To be black means that you are both visible and hyper-visible. Garnette Cadogan’s essay, “Black and Blue,” explicitly deals with this tension. The author loved walking through his streets of Kingston, Jamaica. When Cadogan left Jamaica to attend college in the states, he soon discovered that walking while black presented brutal consequences he’d never considered. In an interview with Vice, Cadogan said, “I wanted to write something that revealed what is it like to live in contemporary America as a black person, not merely as a black man. One of the things that I admire about Baldwin is the ways in which he had a handle on our common humanity and showed ways how we can't degrade others without degrading ourselves.”
As a woman, I know my silence will not protect me. As the daughter of two non-white parents, I am the Other. As a minority who is black and Asian-American without the flimsy protection of white-passing features, I know that my blackness can be used against me. I also know that recognizing injustice doesn’t mean that I have to accept it. Blackness is not defined by suffering. In the collection’s final essay, “Message to My Daughters,” Edwidge Danticat uses Baldwin’s “My Dungeon Shook” as a guide. Danticat’s letter is equal parts hope and despair. She doesn’t want her daughters to grow into self-hating cynics or feel that their blackness is a weakness. She wants her daughters, as Baldwin said, “To decide who you are, and force the world to deal with you, not with its idea of you.”

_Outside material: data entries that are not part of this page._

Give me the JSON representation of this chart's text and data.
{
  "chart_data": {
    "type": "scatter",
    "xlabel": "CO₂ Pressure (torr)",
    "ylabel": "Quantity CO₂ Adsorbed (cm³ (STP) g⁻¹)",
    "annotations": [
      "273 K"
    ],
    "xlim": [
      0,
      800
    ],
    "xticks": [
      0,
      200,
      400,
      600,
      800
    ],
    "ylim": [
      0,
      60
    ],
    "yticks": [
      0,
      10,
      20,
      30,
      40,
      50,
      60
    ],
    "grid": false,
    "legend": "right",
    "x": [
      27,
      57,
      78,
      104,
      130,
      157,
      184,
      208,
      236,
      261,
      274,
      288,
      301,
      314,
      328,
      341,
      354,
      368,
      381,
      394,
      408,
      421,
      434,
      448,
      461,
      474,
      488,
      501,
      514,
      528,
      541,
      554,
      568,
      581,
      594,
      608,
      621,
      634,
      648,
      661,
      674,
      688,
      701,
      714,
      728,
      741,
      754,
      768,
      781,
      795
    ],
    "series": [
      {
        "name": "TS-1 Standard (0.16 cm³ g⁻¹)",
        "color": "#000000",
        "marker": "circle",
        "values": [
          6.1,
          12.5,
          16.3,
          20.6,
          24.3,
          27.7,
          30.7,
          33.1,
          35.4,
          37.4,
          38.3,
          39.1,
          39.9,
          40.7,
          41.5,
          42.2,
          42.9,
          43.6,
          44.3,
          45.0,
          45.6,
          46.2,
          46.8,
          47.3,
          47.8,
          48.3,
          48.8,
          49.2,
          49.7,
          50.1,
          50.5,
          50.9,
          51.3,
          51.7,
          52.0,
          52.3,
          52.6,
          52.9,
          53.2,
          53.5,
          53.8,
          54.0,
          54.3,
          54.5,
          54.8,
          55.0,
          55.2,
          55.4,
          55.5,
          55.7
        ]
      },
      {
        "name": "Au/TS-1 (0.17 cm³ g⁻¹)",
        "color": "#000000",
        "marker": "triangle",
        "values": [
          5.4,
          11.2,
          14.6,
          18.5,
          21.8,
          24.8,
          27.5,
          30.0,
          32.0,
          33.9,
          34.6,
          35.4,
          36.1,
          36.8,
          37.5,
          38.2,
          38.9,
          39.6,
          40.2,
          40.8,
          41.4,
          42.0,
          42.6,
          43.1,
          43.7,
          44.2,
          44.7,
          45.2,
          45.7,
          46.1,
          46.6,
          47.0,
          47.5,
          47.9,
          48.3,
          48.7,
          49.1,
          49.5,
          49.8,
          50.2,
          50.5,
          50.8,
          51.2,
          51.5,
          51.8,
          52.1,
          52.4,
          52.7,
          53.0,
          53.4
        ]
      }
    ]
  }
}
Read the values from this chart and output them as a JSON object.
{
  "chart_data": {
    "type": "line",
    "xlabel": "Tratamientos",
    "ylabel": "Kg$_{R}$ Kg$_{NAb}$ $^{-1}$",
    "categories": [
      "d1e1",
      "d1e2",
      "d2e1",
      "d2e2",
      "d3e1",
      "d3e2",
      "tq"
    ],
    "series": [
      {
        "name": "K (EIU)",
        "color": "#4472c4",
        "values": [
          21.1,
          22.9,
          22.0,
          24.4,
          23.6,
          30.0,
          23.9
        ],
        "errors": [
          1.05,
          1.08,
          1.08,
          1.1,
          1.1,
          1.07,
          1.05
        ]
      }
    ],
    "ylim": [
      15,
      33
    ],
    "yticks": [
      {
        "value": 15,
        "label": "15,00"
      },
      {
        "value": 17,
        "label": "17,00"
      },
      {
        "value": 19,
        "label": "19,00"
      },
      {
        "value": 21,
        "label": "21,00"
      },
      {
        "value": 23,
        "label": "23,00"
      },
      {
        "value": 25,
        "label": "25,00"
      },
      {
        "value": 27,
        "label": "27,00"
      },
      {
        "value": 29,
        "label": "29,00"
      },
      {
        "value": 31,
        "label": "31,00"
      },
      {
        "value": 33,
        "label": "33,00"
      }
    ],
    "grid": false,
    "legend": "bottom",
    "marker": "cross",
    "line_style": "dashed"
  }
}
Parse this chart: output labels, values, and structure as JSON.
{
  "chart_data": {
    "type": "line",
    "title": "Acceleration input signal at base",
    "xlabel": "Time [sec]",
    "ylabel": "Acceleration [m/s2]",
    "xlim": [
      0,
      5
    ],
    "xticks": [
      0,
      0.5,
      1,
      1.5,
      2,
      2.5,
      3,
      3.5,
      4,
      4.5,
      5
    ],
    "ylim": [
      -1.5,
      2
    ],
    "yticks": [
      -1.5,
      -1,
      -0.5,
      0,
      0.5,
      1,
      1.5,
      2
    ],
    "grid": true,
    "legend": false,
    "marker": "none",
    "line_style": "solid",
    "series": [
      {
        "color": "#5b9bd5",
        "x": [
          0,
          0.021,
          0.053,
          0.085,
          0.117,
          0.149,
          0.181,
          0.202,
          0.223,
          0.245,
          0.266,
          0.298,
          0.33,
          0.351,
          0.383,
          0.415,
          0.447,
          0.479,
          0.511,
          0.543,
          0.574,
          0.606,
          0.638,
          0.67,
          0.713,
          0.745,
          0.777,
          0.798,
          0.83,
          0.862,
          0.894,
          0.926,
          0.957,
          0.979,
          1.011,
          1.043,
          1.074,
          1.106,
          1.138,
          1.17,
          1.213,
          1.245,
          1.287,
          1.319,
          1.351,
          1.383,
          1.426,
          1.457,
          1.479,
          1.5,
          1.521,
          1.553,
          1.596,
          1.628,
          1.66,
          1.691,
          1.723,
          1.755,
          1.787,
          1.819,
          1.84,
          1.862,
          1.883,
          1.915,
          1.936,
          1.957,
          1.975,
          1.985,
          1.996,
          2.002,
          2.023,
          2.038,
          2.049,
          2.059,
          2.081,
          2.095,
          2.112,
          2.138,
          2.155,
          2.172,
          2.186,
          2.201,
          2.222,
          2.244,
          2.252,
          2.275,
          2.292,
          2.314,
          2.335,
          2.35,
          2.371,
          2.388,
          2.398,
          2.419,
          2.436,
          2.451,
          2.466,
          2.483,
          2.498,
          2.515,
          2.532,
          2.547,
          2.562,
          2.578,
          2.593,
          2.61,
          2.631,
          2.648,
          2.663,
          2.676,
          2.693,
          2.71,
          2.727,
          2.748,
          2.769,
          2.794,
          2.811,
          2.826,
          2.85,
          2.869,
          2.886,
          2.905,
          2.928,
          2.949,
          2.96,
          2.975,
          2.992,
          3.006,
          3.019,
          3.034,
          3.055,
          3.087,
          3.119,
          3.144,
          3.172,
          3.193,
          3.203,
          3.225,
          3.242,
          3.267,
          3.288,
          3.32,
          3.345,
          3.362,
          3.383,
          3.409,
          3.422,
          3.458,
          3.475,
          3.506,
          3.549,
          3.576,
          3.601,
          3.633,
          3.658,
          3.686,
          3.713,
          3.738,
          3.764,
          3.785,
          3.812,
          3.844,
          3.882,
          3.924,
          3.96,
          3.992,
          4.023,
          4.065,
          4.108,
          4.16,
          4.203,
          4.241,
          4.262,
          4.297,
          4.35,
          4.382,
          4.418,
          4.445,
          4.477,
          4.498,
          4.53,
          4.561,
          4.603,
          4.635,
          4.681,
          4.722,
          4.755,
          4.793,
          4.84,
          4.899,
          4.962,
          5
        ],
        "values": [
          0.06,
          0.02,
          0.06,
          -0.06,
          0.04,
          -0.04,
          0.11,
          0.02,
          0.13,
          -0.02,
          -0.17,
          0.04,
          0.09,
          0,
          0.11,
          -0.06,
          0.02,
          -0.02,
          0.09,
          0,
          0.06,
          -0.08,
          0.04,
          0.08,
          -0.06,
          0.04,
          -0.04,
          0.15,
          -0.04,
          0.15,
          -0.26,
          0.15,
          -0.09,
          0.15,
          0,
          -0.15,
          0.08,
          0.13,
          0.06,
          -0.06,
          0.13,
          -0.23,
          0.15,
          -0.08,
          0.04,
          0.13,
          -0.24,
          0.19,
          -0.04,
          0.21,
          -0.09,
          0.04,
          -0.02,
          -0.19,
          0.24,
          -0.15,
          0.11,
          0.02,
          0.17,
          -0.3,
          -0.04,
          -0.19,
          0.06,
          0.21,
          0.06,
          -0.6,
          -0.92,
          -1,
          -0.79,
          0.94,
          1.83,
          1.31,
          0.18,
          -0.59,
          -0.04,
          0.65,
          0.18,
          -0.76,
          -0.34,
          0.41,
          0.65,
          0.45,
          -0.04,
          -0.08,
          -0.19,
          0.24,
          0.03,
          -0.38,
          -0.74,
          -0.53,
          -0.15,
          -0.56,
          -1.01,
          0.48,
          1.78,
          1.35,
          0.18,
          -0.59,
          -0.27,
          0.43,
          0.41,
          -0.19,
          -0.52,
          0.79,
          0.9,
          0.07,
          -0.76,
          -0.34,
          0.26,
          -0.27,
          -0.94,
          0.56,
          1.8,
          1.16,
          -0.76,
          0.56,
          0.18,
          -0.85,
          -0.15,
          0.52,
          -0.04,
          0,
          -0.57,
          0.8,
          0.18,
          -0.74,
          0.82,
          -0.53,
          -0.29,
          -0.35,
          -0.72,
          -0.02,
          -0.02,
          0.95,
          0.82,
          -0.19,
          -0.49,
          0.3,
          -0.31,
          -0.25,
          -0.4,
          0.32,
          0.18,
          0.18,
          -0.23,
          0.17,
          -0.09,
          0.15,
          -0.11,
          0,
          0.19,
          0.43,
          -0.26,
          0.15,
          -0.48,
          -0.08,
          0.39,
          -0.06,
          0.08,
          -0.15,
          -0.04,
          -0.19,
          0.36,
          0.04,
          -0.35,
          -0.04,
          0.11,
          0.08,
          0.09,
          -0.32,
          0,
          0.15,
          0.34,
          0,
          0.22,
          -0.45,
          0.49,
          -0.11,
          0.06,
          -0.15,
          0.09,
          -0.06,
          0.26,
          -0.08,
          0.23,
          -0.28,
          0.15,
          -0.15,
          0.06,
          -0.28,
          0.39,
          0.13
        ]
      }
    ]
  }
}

I also know that recognizing injustice doesn’t mean that I have to accept it. Blackness is not defined by suffering.
There is comfort in community and in being alone together. There is power in finally seeing yourself, not through the distorted lens of whiteness, but in the faces and voices that look like you. The Fire This Time shows that Baldwin’s wisdom still resonates because racism, despite a change in aesthetics, hasn’t changed the way it operates. Racism transcends time, even though its victims can never “transcend” the color of their skin. Baldwin’s book and Ward’s anthology compliment one another because they are a part of the same conversation. To read both is to understand, to cite Ward’s introduction, “how inextricably interwoven the past is in the present, how heavily that past bears on the future.”
We cannot bury the past in order to sanctify the present. We cannot live in the future if the present pantomimes the past.